Whatever might be surmised about King Posse's political bedfellows, the band's trademark happiness could not be further from RAM's fusion of the righteous protest of traditional vodou and the raucous rage of British and American punk. The mixed-race son of prominent Haitian folklore singer Emerantes de Pradines and the grandson of popular music pioneer Auguste de Pradines, Morse grew up with vodou music at home and punk on the streets of his native New Jersey. "We use vodou and vodou uses us," says Morse, referring as much to his belief that the vodou deities have kept him alive despite the many attempts on his life, as to his desire to harness vodou as an innovative musical force.
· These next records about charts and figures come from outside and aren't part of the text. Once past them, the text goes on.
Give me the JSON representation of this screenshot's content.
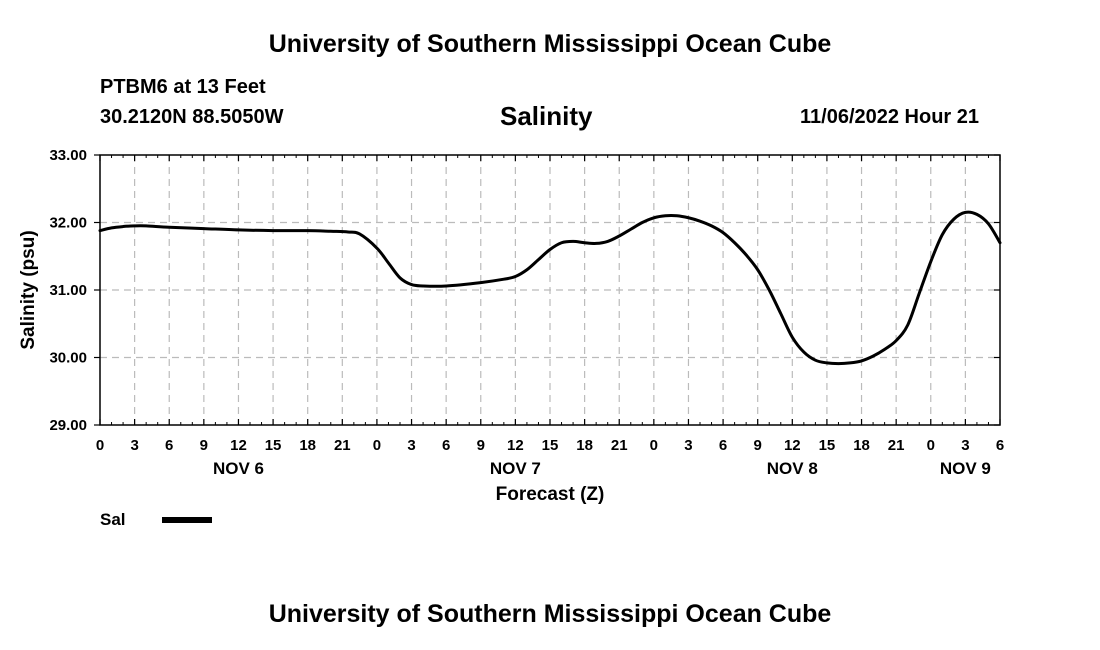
{
  "header": {
    "title": "University of Southern Mississippi Ocean Cube",
    "station": "PTBM6 at 13 Feet",
    "coordinates": "30.2120N  88.5050W",
    "timestamp": "11/06/2022 Hour 21"
  },
  "legend": {
    "label": "Sal"
  },
  "footer": {
    "title": "University of Southern Mississippi Ocean Cube"
  },
  "chart_data": {
    "type": "line",
    "title": "Salinity",
    "xlabel": "Forecast (Z)",
    "ylabel": "Salinity (psu)",
    "xlim": [
      0,
      78
    ],
    "ylim": [
      29.0,
      33.0
    ],
    "yticks": [
      29.0,
      30.0,
      31.0,
      32.0,
      33.0
    ],
    "ytick_labels": [
      "29.00",
      "30.00",
      "31.00",
      "32.00",
      "33.00"
    ],
    "xticks": [
      0,
      3,
      6,
      9,
      12,
      15,
      18,
      21,
      24,
      27,
      30,
      33,
      36,
      39,
      42,
      45,
      48,
      51,
      54,
      57,
      60,
      63,
      66,
      69,
      72,
      75,
      78
    ],
    "xtick_labels": [
      "0",
      "3",
      "6",
      "9",
      "12",
      "15",
      "18",
      "21",
      "0",
      "3",
      "6",
      "9",
      "12",
      "15",
      "18",
      "21",
      "0",
      "3",
      "6",
      "9",
      "12",
      "15",
      "18",
      "21",
      "0",
      "3",
      "6"
    ],
    "date_labels": [
      {
        "text": "NOV 6",
        "x": 12
      },
      {
        "text": "NOV 7",
        "x": 36
      },
      {
        "text": "NOV 8",
        "x": 60
      },
      {
        "text": "NOV 9",
        "x": 75
      }
    ],
    "grid": true,
    "series": [
      {
        "name": "Sal",
        "x": [
          0,
          1,
          2,
          3,
          4,
          6,
          9,
          12,
          15,
          18,
          20,
          21.5,
          22.5,
          24,
          25,
          26,
          27,
          28,
          30,
          33,
          35,
          36,
          37,
          38,
          39,
          40,
          41,
          42,
          43,
          44,
          45,
          46,
          47,
          48,
          49,
          50,
          51,
          52,
          53,
          54,
          55,
          56,
          57,
          58,
          59,
          60,
          61,
          62,
          63,
          64,
          65,
          66,
          67,
          68,
          69,
          70,
          71,
          72,
          73,
          74,
          75,
          76,
          77,
          78
        ],
        "values": [
          31.88,
          31.92,
          31.94,
          31.95,
          31.95,
          31.93,
          31.91,
          31.89,
          31.88,
          31.88,
          31.87,
          31.86,
          31.83,
          31.62,
          31.4,
          31.18,
          31.08,
          31.06,
          31.06,
          31.11,
          31.16,
          31.2,
          31.3,
          31.45,
          31.6,
          31.7,
          31.72,
          31.7,
          31.69,
          31.72,
          31.8,
          31.9,
          32.0,
          32.07,
          32.1,
          32.1,
          32.07,
          32.02,
          31.95,
          31.85,
          31.7,
          31.52,
          31.3,
          31.0,
          30.65,
          30.3,
          30.08,
          29.96,
          29.92,
          29.91,
          29.92,
          29.95,
          30.02,
          30.12,
          30.25,
          30.48,
          30.95,
          31.42,
          31.82,
          32.05,
          32.15,
          32.12,
          31.98,
          31.7
        ]
      }
    ]
  }
}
Morse promises RAM's next release, currently being recorded in Haiti, New Jersey, and a studio in Homestead, will be "huge." For this vodou-punk project, Morse has recruited Andrew Weiss, formerly bass player with the hardcore outfit the Rollins Band, and more recently a producer for the tongue-in-your-face rock outfit Ween.
The explosive potential of a vodou-punk collision could be seen and heard onstage at Rasin '99. In place of the exuberance unleashed by a mere recording of King Posse, the Rasin audience swayed in thoughtful attention throughout RAM's set. Lead vocalist and former folklore dancer Lunise Morse flowed like liquid across the front of the stage. In the wings rabid RAM fans complemented her movements with the ritual movements dictated by the drums. Meanwhile Morse stood firmly planted by his microphone, his Jersey white-boy stance repeated by Weiss on guitar. The drums beat raboday rhythms, while the guitars and keyboards picked out a ragged raw-edged ska, making a noise as palatable to disgruntled American youth as it is troublesome to Port-au-Prince politicians. Along the far-flung routes of Haitian music, roots get tangled.